My question stems from quantum physics but is essentially a linear algebra problem, so I hope this is the right place to ask it.
I have a matrix $A$ and I want to maximize the trace of the product of two matrices (assuming the maximum exists, so no infinities...), Tr $A B$ by varying $B$. However I only want to consider matrices $B$, with Tr$B = 1$ and non-negative eigenvalues ($B$ is basically a density matrix).
Unfortunately I am not so versatile when it comes to mathematically rigorous proofs, but here are my thoughts: The trace should be independent of the used basis, so I choose the one, in which $A$ is diagonal (hence the eigenbasis with eigenvectors $v_n$ ). In this basis, the diagonal of $A$ consists of all the eigenvalues $a_n$. Then the trace reads Tr $AB = \sum_n a_n p_n$, where $p_n = v_n^T B v_n$. With the properties of $B$, the maximum of this expression is (**) simply $a_{n_0} \cdot 1$, where $a_{n_0}$ denotes the largest eigenvalue of $A$. Hence the matrix B has then a "$1$" on the diagonal at row/column $n_0$, and the rest are zeros, the non-diagonal entries of $B$ do not matter and lead to the same maximum value for the trace.
To me the step (**) seems somehow "clear" to me but failed to proof it, which usually means that its either trivial or wrong.
A side question which is related to this: I know that the trace of a matrix (sum of diagonal terms) is equal to the sum of the eigenvalues. Is it also possible to say that the maximum diagonal term (under change within normalized basis) is the maximum eigenvalue? I have the impression that if the maximum eigenvalue can be exceeded, my argumentation from before fails. (or at least becomes more difficult)
Best Thanks already :)
Edit: Maybe there will be more comments if I try to reduce my thoughts to the essentials: I guess everyone agrees that the trace can be written as
$Tr (AB) = \sum_n a_n p_n$
with $a_n$ being the eigenvalues of $A$ and
$1 \geq p_n = v_n^T B v_n \geq 0$
as well as
$ \sum_n p_n =1$.
There are now two "unclear" points to me:
(i) Given said properties, is the following statement correct? $\max_{p_n} \sum_n a_n p_n = a_{n_0} \cdot 1$, where $a_{n_0} = \max_n a_n$ is the largest eigenvalue of $A$
(ii) I write that the trace is independent of the used basis, but does this hold true when calculating the maximum of the trace?
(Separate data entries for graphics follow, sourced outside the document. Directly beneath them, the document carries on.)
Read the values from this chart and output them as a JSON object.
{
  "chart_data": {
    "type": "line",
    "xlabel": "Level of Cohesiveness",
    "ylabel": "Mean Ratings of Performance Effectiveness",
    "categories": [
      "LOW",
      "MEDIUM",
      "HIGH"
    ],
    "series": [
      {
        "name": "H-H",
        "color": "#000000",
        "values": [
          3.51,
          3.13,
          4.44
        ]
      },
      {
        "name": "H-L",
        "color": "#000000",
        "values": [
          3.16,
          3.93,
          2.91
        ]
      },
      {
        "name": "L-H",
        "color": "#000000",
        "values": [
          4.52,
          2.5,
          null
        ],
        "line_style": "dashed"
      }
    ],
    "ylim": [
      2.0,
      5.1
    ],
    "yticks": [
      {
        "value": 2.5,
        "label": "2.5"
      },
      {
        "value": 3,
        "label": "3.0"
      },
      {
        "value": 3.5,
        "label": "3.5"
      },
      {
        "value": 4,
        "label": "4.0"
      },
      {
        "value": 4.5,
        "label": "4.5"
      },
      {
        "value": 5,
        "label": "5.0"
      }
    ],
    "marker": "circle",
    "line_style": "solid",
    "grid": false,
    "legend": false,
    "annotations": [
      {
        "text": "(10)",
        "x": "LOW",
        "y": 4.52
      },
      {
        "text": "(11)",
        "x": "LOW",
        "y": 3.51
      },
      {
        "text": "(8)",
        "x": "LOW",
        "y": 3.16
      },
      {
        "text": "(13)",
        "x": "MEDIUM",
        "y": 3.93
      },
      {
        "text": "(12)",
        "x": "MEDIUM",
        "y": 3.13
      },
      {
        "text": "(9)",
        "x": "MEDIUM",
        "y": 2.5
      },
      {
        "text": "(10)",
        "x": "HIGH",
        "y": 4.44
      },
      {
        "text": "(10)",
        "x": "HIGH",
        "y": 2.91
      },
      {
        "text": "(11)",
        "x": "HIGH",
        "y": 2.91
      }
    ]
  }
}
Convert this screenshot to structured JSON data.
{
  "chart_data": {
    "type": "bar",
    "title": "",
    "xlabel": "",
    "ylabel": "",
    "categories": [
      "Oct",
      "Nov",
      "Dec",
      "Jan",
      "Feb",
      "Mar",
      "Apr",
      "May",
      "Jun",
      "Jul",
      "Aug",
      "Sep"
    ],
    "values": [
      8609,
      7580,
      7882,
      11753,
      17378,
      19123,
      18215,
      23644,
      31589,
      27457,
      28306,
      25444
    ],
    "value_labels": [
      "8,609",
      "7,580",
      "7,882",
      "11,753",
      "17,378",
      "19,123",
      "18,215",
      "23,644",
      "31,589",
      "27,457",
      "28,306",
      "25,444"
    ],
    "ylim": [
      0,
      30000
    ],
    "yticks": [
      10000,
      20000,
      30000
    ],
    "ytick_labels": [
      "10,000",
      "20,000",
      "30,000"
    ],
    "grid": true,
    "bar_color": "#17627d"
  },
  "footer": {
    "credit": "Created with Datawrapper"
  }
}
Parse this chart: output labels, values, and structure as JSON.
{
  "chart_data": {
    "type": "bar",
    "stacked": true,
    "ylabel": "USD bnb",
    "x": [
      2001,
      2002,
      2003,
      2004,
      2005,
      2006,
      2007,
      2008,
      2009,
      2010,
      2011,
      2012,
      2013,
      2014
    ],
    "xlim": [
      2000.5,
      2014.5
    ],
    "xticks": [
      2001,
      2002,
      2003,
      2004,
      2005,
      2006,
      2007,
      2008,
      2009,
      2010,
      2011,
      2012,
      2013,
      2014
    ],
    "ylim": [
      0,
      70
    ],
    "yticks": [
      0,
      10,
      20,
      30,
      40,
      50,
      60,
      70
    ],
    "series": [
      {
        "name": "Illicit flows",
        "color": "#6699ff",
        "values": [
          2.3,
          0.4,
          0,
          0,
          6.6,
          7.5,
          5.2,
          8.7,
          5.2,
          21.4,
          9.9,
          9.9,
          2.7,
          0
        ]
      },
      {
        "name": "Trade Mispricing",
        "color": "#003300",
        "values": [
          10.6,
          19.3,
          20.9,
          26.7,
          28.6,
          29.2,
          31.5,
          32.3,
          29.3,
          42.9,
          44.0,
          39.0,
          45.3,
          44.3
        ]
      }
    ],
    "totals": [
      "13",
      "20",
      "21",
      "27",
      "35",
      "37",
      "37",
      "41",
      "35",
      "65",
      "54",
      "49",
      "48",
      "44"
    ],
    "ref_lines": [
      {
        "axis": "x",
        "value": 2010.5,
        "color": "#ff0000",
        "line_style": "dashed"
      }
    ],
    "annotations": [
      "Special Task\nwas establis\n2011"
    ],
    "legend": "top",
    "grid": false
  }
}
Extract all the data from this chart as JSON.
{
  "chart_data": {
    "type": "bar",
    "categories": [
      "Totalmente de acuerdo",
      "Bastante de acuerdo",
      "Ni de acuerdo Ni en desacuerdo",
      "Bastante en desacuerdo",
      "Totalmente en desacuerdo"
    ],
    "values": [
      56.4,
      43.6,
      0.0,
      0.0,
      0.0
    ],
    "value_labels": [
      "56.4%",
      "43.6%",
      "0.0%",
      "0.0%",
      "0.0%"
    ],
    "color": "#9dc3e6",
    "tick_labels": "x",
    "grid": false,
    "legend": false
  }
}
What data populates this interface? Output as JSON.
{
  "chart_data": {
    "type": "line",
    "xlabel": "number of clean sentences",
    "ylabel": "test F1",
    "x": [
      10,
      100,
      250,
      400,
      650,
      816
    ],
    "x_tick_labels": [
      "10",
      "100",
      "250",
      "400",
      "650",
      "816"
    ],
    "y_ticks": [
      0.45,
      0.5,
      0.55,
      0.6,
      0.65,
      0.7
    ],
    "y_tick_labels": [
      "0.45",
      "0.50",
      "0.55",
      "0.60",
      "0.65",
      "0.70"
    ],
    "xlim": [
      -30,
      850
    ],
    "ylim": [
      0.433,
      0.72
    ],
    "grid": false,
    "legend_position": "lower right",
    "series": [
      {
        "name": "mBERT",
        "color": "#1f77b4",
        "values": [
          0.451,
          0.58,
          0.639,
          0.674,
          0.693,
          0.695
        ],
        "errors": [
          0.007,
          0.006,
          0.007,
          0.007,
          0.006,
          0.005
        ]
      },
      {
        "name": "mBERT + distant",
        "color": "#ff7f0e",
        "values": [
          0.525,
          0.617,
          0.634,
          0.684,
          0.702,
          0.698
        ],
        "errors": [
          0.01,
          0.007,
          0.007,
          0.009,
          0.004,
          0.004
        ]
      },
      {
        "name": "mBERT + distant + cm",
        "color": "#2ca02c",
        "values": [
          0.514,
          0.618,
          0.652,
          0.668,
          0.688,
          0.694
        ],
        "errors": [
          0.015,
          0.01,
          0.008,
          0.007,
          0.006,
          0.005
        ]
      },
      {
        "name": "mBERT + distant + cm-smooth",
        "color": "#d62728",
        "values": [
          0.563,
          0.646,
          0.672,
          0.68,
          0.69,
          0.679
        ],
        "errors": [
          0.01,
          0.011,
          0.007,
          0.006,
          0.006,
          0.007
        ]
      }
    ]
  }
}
Matrix multiplication is linear in a larger space in the sense we can express "multiplication by A from left" with a matrix using Kronecker products.
In this space the trace operator will be scalar product with a row vector consisting of ones on the positions of the diagonal and 0 in all other positions.
One approach could then be to try and solve:
$$\min_{B}\{\|Tr(B) - 1\|_2^2 + \epsilon\|Tr(AB) - b\|_2^2\}$$ where b is some big scalar number.